The expression 3 / 2 has an int type. It will be passed in the way the ABI specifies for an int argument. When you specify %f in a printf format, printf expects a double, and printf looks for the argument in the place the ABI specifies for a double.

Thus, in printf("%f" , 3 / 2);, there is no guarantee that printf even sees the int value that was passed. It may get data from the wrong memory or register entirely.

If printf does get the data for the int value, it will interpret those bytes as if they were double value. The values of bytes have different meanings when they are encoding an int than when they are encoding a double. So the values in the bytes that encode an int value of 1 do not encode a 1 when they are encoding a double value. So, even if printf, when it is formatting a double for %f, gets the bytes for the int value of 1, the characters it produces are not likely to be “1”.

The C standard defines how you should use printf and its format specifiers so that the ABI can work. When you violate the C rules about matching argument types with format specifiers, the C standard does not define what behavior results. It leaves you at the mercy of the C implementation. Historically, this meant you were violating the ABI, and the program would break for the reasons I describe above.

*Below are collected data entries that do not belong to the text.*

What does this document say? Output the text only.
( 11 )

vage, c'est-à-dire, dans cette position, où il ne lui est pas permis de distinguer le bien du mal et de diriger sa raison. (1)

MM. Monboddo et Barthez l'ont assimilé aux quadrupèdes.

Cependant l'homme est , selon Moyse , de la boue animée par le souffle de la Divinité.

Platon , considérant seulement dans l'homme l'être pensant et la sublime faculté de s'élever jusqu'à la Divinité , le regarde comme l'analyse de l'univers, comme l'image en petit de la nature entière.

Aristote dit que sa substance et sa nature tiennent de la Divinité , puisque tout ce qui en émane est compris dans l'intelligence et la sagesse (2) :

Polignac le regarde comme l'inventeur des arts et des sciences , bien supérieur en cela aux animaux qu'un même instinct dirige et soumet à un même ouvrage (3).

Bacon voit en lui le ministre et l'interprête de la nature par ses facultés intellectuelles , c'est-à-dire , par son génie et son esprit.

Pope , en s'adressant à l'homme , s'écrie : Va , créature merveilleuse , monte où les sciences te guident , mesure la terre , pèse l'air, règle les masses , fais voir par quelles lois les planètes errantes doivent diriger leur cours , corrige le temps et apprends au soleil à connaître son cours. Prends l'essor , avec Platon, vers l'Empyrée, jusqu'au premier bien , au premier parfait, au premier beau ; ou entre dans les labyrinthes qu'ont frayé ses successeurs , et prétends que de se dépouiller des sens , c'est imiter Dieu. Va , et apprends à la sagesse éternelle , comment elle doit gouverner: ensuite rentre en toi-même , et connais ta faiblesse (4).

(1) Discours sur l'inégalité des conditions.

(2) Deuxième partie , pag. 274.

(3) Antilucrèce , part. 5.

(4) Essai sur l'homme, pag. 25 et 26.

Over time, compilers have become more aggressive about optimization and other program transformations, with the result that violating the rules of the C standard can transform program behavior in more surprising ways.

Answer 2

In the first case, you pass an expression of type double when the format specifier expects an int, and in the second case you pass an expression of type int when the format specifier expects a double.

Using the wrong format specifier invokes undefined behavior as dictated by the C standard, meaning you can't reliably predict how your program will behave. Different compilers may manifest undefined behavior in different ways, as well as different optimizations settings on the same compiler.

Attempting to reason away undefined behavior serves no purpose. Just make sure your program is well behaved, which in this case means using the correct format specifier.

That being said, compilers for x86 systems typically pass floating point parameters in floating point registers while integers are passed on the stack. So when printf tries to read a parameter of a given type it ends up reading whatever garbage happened to be where it was looking because the actual parameter isn't there at all.